Liputan6.com, Jakarta - Sekretaris Komisi Fatwa Majelis Ulama Indonesia (MUI) Asrorun Niam Soleh menyampaikan Fatwa haram medsos menekankan aspek tabayun atau klarifikasi terhadap berbagai konten yang muncul di medsos.
Setidaknya ada tiga hal yang perlu diperhatikan pengguna medsos ketika menerima sebuah informasi.
Baca Juga
"Sebelumnya kita membahas halal haram, tapi kali ini pedoman yang bersifat sangat praktis. Yang sering kali lazim dilakukan tapi tanpa disadari bahwa itu ternyata suatu kesalahan. Misal tabayyun atau klarifikasi. Umumnya tahu dapat informasi harus tabayun dulu. Tapi tidak dilakukan step-nya," tutur dia di Jakarta Pusat, Jumat, 9 Juni 2017.
Advertisement
Tiga hal yang harus dilakukan saat menerima informasi adalah pertama harus memastikan dan melihat informasi tersebut didasari kredibilitas sumbernya. Selalu ada kemungkinan benar dan salah, sementara yang benar pun belum tentu boleh disebarkan.
"Kalau dalam istilah hadis itu lihat sanadnya (riwayatnya). Sama kalau melihat media atau orang, ini bisa jadi salah satu pintu masuknya informasi. Tapi kalau ketahuan ini media abal-abal dan memang kerjanya untuk kepentingan provokasi, maka riwayatnya nggak layak dipercaya," jelas Asrorun Niam.
Kedua adalah mengetahui isi kontennya dan wajib melakukan validasi atas kebenaran informasi tersebut. Pengguna media sosial juga harus memahami maksud dari penyebaran konten tersebut.
"Korbannya itu tidak mengenal usia dan golongan. Bahkan media yang kredibel juga pernah menyebarkan informasi hoax yang akhirnya belakangan minta maaf," beber Asrorun Niam.

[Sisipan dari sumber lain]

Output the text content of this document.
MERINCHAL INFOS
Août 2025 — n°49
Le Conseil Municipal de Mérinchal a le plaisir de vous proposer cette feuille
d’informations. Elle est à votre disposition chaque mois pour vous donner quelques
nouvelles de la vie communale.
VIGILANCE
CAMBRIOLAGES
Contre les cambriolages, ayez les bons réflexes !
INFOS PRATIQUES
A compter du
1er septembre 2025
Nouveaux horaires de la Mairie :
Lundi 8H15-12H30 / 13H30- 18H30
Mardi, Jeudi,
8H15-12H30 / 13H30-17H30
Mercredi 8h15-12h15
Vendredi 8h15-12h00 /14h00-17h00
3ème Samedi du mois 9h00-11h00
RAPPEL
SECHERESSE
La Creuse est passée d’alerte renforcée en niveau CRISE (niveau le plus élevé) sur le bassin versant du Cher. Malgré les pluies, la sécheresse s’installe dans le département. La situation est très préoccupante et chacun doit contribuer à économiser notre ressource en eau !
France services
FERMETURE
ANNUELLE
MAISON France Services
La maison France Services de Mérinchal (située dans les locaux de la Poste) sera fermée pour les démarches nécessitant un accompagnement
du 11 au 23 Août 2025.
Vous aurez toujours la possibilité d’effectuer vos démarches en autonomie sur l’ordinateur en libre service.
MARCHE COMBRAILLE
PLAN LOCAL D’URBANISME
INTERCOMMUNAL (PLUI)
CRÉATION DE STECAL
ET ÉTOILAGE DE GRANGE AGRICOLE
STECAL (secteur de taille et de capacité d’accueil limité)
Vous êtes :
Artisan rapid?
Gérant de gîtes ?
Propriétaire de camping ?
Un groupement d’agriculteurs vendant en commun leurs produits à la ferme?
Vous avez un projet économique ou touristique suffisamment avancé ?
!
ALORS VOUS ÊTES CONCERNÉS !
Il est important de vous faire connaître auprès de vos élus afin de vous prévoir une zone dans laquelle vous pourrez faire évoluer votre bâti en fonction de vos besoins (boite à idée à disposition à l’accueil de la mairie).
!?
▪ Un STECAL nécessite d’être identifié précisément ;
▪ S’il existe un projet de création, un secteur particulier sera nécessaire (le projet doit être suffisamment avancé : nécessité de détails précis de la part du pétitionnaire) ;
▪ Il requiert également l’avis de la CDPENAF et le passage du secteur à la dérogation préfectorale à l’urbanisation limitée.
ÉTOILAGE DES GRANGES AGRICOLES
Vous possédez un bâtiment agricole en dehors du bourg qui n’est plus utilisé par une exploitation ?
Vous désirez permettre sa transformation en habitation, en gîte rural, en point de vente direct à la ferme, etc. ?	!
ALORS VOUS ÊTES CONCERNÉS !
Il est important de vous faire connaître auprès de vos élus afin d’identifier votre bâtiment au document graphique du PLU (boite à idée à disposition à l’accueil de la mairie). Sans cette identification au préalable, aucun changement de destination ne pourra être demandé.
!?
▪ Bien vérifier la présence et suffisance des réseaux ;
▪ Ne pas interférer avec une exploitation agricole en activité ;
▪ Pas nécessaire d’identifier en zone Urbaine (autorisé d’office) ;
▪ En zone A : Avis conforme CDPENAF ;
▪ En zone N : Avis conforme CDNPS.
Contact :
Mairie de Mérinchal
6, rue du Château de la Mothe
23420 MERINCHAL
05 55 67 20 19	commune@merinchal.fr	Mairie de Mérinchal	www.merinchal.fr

Untuk melakukan validasi juga perlu dapat membedakan ranah umum dan privasi. Banyak masyarakat yang salah kaprah dengan itu sehingga informasi yang bentuknya memancing fitnah dan hoax tersebar dengan sendirinya meski tidak ada maksud menyebarkan.
"Terkadang kita malah kirim ke grup bilang 'mohon konfirmasi'. Kalau kondisinya begitu orang yang enggak tahu malah jadi tahu. Kalau mau Tabayun itu pribadi," kata Asrorun Niam.
Ketiga, dalam bertabayun terhadap informasi yang beredar juga harus memperhatikan konteks ruang dan waktunya. Sebab, hal itu dapat memicu kecemasan publik dan keresahan terhadap situasi yang terjadi pada masa itu.
"Misalnya ada kejadian banjir terus kita share ada banjir tinggi banyak korban. Tapi ditempatkan dalam ruang dan waktu yang salah sehingga seakan-akan terjadi hari ini," terang Sekretaris Fatwa MUI ini.